The short answer is that if you have two light sources, and they're the strobe and the sun, you shouldn't need to gel the flash because they're the same temp. The sunlight coming through the window might be slightly cooler, but not appreciably (as indirect sunlight is cooler than direct sunlight).
What you really should do is try all possible combinations. Try it gelled and ungelled. It's the best way for you to understand what I'm trying to explain.
Steve C.
, Sep 30, 2008; 11:32 a.m.
Response to Flash and Gels
Rob, you can certainly try this to see if you like the results. It hasn't been a problem for me in bright sun. I have started gelling my flash with bastard amber or 1/2 CTO orange for indoor work in tungsten lighting, and then set my camera for tungsten. With window light, the biggest problem is the orange cast that tungsten lighting inside casts on the non-window light side of your subject. I've had this happen in churches. It's best to turn off the church lights and use a big white reflector to balance the shadows, or gently fill with strobes/softboxes if you can.
I'd go try your ideas beforehand and get it all worked out in advance, whatever you want to try.
Conrad Erb - Philadelphia, PA , Sep 30, 2008; 11:33 a.m.
Response to Flash and Gels
rob - I dont' usually get ornage on my flash when shooting into the sun, but I imagine it would be helpful.
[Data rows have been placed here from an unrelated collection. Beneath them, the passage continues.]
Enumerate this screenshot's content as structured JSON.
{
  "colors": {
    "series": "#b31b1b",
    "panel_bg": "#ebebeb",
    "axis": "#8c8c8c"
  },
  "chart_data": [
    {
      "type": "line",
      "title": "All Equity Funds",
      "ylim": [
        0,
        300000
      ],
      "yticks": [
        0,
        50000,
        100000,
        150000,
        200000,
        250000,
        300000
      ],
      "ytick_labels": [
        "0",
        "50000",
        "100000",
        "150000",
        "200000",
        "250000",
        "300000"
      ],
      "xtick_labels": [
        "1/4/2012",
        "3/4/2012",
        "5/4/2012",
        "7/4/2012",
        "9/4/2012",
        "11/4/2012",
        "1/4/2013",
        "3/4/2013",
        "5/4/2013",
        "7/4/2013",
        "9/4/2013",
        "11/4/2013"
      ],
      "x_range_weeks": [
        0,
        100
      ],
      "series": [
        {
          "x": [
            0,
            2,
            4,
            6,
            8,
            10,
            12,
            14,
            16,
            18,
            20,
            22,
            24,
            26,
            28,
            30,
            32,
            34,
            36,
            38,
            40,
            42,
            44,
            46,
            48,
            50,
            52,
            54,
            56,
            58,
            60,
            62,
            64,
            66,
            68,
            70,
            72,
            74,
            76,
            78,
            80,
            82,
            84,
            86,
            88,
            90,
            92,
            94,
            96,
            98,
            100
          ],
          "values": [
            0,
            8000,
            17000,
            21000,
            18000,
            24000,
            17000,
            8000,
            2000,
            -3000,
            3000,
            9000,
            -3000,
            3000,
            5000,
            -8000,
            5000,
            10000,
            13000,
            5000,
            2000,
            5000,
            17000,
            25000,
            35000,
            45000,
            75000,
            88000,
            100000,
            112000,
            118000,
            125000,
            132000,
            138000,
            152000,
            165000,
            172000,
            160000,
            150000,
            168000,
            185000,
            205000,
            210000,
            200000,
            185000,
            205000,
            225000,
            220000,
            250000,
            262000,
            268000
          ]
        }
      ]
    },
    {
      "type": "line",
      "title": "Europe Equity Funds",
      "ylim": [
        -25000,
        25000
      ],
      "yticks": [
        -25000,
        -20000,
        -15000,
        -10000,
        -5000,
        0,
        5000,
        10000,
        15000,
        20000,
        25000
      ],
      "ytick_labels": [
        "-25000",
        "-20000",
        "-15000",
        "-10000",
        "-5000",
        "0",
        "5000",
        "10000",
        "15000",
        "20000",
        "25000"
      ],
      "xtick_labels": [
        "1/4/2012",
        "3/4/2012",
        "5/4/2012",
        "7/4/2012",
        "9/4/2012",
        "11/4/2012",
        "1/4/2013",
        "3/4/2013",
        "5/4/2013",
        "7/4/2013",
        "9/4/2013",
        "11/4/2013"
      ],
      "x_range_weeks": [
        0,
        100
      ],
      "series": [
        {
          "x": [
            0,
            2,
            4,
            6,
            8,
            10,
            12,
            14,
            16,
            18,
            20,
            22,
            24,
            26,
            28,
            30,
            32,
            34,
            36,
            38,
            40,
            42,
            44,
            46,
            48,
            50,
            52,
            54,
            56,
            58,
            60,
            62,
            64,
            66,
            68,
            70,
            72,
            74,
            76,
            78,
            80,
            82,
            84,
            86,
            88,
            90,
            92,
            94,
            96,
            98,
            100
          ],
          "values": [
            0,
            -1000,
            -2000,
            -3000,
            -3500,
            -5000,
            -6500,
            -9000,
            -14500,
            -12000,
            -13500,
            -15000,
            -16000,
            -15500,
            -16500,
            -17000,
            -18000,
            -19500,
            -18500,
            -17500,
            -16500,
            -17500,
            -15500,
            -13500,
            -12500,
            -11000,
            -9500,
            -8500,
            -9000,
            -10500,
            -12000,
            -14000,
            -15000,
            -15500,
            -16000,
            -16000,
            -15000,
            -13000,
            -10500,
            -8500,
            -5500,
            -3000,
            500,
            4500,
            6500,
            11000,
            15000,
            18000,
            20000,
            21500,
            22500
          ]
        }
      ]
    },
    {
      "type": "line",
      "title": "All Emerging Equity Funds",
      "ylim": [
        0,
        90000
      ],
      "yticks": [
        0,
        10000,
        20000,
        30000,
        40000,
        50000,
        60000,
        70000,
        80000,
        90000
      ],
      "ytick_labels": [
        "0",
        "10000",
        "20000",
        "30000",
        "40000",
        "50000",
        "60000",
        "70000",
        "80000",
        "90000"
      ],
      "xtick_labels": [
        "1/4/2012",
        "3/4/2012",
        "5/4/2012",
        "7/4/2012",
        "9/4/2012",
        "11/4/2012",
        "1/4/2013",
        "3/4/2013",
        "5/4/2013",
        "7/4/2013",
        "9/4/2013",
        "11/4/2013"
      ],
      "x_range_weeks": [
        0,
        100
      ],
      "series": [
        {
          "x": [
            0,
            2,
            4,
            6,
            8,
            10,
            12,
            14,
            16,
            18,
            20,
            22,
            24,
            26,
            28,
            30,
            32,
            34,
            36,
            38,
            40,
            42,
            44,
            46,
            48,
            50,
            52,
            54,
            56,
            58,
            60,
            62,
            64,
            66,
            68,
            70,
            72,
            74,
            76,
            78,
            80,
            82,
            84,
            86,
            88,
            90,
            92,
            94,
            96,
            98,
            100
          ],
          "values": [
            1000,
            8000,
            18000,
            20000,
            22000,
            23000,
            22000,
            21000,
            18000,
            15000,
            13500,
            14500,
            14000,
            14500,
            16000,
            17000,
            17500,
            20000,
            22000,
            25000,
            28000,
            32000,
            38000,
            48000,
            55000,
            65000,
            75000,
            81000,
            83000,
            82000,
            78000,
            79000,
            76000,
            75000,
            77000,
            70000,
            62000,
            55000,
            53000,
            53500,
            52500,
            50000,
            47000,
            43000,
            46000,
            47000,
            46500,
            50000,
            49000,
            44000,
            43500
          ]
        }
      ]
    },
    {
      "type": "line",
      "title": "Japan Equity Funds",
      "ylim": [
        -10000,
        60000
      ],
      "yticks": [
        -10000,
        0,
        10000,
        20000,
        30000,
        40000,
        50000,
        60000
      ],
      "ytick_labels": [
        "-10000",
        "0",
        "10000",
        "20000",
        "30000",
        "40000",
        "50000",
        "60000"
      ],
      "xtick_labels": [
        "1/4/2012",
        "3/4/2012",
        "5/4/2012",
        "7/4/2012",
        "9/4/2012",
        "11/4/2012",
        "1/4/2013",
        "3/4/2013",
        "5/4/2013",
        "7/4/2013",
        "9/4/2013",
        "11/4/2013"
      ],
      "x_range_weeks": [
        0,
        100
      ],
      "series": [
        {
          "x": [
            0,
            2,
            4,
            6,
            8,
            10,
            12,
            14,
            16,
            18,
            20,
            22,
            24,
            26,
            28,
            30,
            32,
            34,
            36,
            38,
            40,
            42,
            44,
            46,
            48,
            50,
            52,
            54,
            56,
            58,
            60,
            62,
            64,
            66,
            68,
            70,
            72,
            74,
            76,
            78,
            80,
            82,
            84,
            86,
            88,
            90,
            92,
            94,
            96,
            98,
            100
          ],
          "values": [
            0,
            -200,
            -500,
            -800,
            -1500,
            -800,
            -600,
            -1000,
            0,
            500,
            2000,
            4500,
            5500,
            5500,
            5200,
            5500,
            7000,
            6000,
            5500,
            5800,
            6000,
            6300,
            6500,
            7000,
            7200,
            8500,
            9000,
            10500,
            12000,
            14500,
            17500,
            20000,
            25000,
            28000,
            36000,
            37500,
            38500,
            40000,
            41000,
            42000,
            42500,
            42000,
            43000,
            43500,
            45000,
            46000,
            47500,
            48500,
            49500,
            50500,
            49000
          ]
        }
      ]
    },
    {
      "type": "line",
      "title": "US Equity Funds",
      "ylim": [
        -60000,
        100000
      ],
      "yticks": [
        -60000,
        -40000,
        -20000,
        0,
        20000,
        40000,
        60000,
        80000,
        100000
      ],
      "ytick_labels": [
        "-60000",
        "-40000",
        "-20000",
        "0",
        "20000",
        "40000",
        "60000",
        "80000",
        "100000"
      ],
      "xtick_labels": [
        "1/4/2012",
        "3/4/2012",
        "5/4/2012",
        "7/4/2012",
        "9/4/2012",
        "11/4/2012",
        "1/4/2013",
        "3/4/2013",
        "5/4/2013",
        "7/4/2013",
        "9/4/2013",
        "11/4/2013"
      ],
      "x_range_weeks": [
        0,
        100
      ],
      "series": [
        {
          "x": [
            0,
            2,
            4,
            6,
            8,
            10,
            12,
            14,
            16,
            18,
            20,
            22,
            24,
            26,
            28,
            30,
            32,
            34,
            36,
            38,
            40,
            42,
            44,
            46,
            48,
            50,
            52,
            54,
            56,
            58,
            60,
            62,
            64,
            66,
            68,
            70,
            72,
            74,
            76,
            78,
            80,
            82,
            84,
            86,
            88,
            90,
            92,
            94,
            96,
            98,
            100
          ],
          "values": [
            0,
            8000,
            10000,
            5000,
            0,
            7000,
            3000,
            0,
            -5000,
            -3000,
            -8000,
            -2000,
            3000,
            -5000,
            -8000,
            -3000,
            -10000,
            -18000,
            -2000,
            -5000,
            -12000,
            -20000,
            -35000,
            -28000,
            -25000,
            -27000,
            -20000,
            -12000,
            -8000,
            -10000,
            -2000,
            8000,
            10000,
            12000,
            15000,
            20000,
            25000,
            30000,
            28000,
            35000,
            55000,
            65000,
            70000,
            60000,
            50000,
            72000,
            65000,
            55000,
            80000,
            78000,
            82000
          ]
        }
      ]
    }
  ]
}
if the light indoors is tungsten, I will sometimes gel orange and let the windows go blue. I sort of like the effect, personally. I also sometimes not gel and let the indoor lights stay orange - a lot of people respond to the resulting warmth of the image.
Steve C.
, Sep 30, 2008; 01:47 p.m.
Response to Flash and Gels
When shooting in churches, I'm not so put off by the bluish window light, but more so when my flash color temp doesn't match the tungsten-lit background, and you get that weird mix of daylight, flash illumination, and the amber tungsten lit background. I feel it's better when you can warm up your flash to match the tungsten, and if you get a bluish window light, it's no biggie. I guess I'm shooting for the effect of making it look natural, like when you're there seeing it for yourself.
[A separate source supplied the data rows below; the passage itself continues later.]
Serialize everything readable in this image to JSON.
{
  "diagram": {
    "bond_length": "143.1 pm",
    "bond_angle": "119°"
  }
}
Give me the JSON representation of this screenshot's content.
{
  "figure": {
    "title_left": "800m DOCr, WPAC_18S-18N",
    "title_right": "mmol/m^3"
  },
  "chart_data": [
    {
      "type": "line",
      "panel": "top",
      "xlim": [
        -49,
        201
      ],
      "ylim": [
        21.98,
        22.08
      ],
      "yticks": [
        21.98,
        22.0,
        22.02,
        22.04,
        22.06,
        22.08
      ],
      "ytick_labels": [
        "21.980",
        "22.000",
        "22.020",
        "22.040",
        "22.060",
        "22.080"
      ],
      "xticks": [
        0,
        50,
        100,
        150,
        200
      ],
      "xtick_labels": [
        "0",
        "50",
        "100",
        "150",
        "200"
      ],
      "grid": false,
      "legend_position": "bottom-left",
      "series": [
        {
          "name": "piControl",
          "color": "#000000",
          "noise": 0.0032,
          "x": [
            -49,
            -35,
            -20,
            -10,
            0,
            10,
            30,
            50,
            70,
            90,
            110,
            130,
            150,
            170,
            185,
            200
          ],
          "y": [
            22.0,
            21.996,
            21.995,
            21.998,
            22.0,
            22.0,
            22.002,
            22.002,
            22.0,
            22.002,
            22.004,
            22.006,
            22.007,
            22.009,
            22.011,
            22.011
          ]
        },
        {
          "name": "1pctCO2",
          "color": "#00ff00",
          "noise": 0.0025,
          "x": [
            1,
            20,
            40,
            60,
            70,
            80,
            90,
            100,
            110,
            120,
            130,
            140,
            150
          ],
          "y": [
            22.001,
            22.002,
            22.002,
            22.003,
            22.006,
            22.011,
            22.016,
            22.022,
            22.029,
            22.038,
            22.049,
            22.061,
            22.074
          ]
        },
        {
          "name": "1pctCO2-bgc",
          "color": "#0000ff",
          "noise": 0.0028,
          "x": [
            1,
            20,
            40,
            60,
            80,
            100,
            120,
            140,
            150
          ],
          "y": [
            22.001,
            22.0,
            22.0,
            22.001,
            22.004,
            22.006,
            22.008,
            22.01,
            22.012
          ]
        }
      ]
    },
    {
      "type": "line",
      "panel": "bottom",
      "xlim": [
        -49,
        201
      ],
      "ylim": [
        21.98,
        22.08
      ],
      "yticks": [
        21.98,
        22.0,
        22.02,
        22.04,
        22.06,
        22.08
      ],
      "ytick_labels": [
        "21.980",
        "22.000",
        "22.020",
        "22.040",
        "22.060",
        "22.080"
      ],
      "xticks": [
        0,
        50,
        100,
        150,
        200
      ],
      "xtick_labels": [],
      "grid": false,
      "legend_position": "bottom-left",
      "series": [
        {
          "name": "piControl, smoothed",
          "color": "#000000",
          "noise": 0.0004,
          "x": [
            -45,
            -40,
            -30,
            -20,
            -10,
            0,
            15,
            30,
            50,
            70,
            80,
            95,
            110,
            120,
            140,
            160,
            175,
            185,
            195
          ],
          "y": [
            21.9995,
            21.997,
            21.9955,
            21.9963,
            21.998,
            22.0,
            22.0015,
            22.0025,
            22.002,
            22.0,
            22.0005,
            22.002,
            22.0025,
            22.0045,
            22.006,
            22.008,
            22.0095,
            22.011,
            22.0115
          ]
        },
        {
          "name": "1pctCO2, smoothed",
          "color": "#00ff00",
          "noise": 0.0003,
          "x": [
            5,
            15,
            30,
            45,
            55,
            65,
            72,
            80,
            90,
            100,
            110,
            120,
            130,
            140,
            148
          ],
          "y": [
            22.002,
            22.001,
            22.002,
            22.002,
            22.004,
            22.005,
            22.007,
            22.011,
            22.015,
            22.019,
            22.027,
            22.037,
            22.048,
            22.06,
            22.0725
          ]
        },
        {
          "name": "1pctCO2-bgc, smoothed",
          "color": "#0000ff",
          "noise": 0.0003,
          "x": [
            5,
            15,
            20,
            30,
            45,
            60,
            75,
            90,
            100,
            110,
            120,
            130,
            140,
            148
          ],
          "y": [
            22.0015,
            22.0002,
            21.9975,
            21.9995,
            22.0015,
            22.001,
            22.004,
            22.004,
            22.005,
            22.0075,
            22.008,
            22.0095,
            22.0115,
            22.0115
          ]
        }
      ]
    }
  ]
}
Nadine Ohara - SF Bay Area/CA 
, Sep 30, 2008; 01:54 p.m.
Response to Flash and Gels
I don't feel the need to gel the flash when using it as fill in sunlight. Toward sunset, maybe, and for shots of people against a strong sunset sky, possibly. This is up to you. Flash K temp is usually pretty close to daylight/sunlight.
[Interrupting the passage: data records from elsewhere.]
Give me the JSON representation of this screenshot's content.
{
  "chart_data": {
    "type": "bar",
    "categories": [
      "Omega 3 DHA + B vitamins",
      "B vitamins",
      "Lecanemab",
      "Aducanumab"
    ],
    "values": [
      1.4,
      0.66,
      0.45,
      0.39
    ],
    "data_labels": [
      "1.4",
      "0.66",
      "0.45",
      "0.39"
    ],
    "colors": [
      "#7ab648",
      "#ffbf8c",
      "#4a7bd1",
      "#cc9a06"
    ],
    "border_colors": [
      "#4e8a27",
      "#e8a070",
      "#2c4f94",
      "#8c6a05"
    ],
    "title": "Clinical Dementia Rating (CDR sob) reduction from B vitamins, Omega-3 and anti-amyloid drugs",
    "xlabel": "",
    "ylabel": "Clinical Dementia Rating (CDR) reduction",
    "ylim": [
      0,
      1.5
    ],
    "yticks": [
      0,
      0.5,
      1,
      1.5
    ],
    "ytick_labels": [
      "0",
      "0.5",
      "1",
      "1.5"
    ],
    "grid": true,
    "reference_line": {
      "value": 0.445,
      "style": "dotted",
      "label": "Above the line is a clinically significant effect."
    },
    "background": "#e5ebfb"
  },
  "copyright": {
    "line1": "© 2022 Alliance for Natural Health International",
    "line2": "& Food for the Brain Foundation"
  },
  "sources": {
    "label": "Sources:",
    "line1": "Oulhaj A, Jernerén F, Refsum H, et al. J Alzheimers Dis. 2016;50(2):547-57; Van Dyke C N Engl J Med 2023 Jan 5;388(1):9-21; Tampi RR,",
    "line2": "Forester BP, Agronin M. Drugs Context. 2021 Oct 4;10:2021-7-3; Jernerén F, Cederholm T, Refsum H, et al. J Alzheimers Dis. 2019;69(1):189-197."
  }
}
As for the windows indoors, I don't do that. I gel the flash with CTO if I want the tungsten light to be less strongly yellow/orange, but I only partially gel, because I like the warmish glow. Most of the time I gel for tungsten at night time receptions in rooms where daylight isn't competing for the dominant light. At day time receptions where there is a good amount of daylight illuminating the room, I don't usually gel at all. You can use flash a bit more dominantly to bring the K temp back toward daylight. If you get into gelling for backlit windows, I think you'll run into problems with mixed lighting in spots and will have to be ripping gels off and putting them on more than just a couple times during the event.
David Wegwart - Denver/CO. 
, Sep 30, 2008; 02:06 p.m.
Response to Flash and Gels
CTO (orange gel) is for use with tungsten lights, not sun.
A standard flash is balanced to sunlight typically and the color temp of most on cam units is around the 5200k - 5600k mark.
If you are in fluorescent lighting, you will need the green range.
Personally, I only gel for tungsten and even then I only normally use 1/2 CT-S.
Mel Walaszek , Oct 02, 2008; 11:57 a.m.
Where's a good place to buy gel's from?